Namun sore hari, lelaki tua itu datang menemui istrinya dan memberi peringatan. Hingga kemudian datang awan panas, Ponimin, 2 anak, menantu dan 2 cucunya  bersembunyi di balik mukena istrinya Yati. Ajaib mereka selamat, dan kemudian pergi meninggalkan lokasi dengan estafet memakai alas bantal karena tanah terasa panas. Pengalaman ajaib itu membuatnya menjadi kandidat kuat menggantikan Mbah Maridjan sebagai juru kunci Merapi. Namun Ponimin mengaku masih belum bisa mengambil sikap. Selama ini, Ponimin dikenal warga lereng Merapi sebagai orang pintar kedua setelah Mbah Maridjan. Dia biasa dimintai tolong warga untuk menentukan hari baik, mengusir setan, dan juga menjadi pawang hujan.(ndr/ken)

Dari keterangan pak ponimin yang mengatakan awan panas adalah sampah merapi, terminologi umum mengatakan awan panas adalah ‘wedhus gembel’, kemudian termonologi sesaji pada mbah marijan yang terkenal dengan ritual labuhan merapi sedikit berbeda dengan pak ponimin, yaitu sesaji berupa bubur.

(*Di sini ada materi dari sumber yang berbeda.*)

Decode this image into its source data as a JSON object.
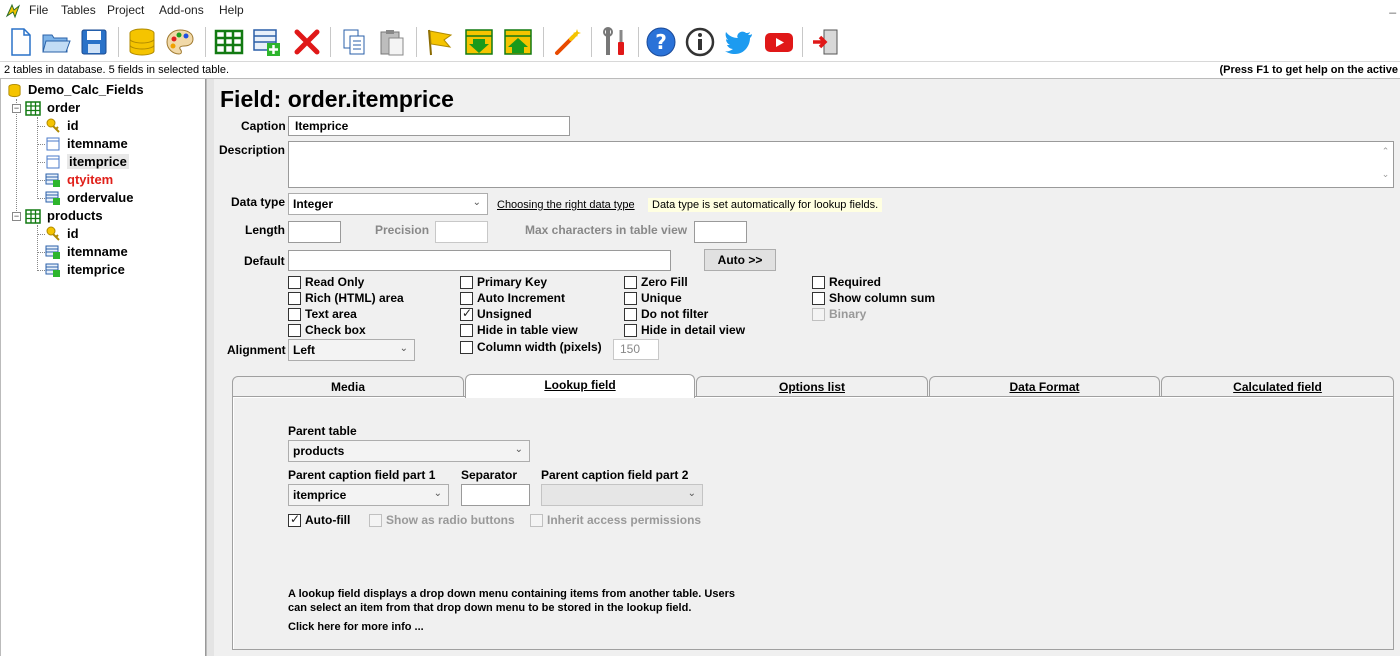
{
  "menu": {
    "items": [
      "File",
      "Tables",
      "Project",
      "Add-ons",
      "Help"
    ],
    "minimize": "_"
  },
  "toolbar": {
    "buttons": [
      "new-file",
      "open-folder",
      "save",
      "database",
      "palette",
      "table-grid",
      "add-table",
      "delete",
      "copy",
      "paste",
      "flag",
      "import",
      "export",
      "magic-wand",
      "tools",
      "help",
      "info",
      "twitter",
      "youtube",
      "exit"
    ]
  },
  "status": {
    "left": "2 tables in database. 5 fields in selected table.",
    "right": "(Press F1 to get help on the active"
  },
  "tree": {
    "root": "Demo_Calc_Fields",
    "tables": [
      {
        "name": "order",
        "fields": [
          "id",
          "itemname",
          "itemprice",
          "qtyitem",
          "ordervalue"
        ]
      },
      {
        "name": "products",
        "fields": [
          "id",
          "itemname",
          "itemprice"
        ]
      }
    ],
    "selected_field": "itemprice",
    "highlight_field": "qtyitem",
    "highlight_color": "#e0201a"
  },
  "field": {
    "title": "Field: order.itemprice",
    "caption_label": "Caption",
    "caption_value": "Itemprice",
    "description_label": "Description",
    "description_value": "",
    "datatype_label": "Data type",
    "datatype_value": "Integer",
    "datatype_link": "Choosing the right data type",
    "datatype_note": "Data type is set automatically for lookup fields.",
    "length_label": "Length",
    "precision_label": "Precision",
    "maxchars_label": "Max characters in table view",
    "default_label": "Default",
    "auto_button": "Auto >>",
    "alignment_label": "Alignment",
    "alignment_value": "Left",
    "colwidth_value": "150"
  },
  "checkboxes": {
    "read_only": "Read Only",
    "rich_html": "Rich (HTML) area",
    "text_area": "Text area",
    "check_box": "Check box",
    "primary_key": "Primary Key",
    "auto_increment": "Auto Increment",
    "unsigned": "Unsigned",
    "hide_table_view": "Hide in table view",
    "column_width": "Column width (pixels)",
    "zero_fill": "Zero Fill",
    "unique": "Unique",
    "do_not_filter": "Do not filter",
    "hide_detail_view": "Hide in detail view",
    "required": "Required",
    "show_column_sum": "Show column sum",
    "binary": "Binary"
  },
  "tabs": {
    "media": "Media",
    "lookup": "Lookup field",
    "options": "Options list",
    "dataformat": "Data Format",
    "calculated": "Calculated field"
  },
  "lookup": {
    "parent_table_label": "Parent table",
    "parent_table_value": "products",
    "caption1_label": "Parent caption field part 1",
    "caption1_value": "itemprice",
    "separator_label": "Separator",
    "separator_value": "",
    "caption2_label": "Parent caption field part 2",
    "caption2_value": "",
    "autofill": "Auto-fill",
    "radio_buttons": "Show as radio buttons",
    "inherit": "Inherit access permissions",
    "help_line1": "A lookup field displays a drop down menu containing items from another table. Users",
    "help_line2": "can select an item from that drop down menu to be stored in the lookup field.",
    "more_info": "Click here for more info ..."
  }
}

Hal yang berbeda pula pada wawancara metrotvnews, istri pak ponimin mengatakan, “beliau sekeluarga selamat berkat doa-doa  nurbuat dan al-quran surat al-kahfi, secara sederhana istri pak ponimin mengatakan:

“saya hadap utara, baca surat al-kahfi, ditemua orang tua, ada api (mawa),orang tua bilang, koe nyingkiro aku arep ngancurake kraton ngayogyakarto, saya bilang ojo, lalu orang tua itu bilang : “ratumu ono apane kok dibelani koyok ngene” ….sambil berdoa nurbuat (doa tolak bala), saya bilang “ojo”, kemudian orang tua bilang “lek ngono arep tak orak-arik nen kene” (selengkapnya wawancara itu dapat di lihat di halaman: “Ponimin Penerus Mbah Maridjan?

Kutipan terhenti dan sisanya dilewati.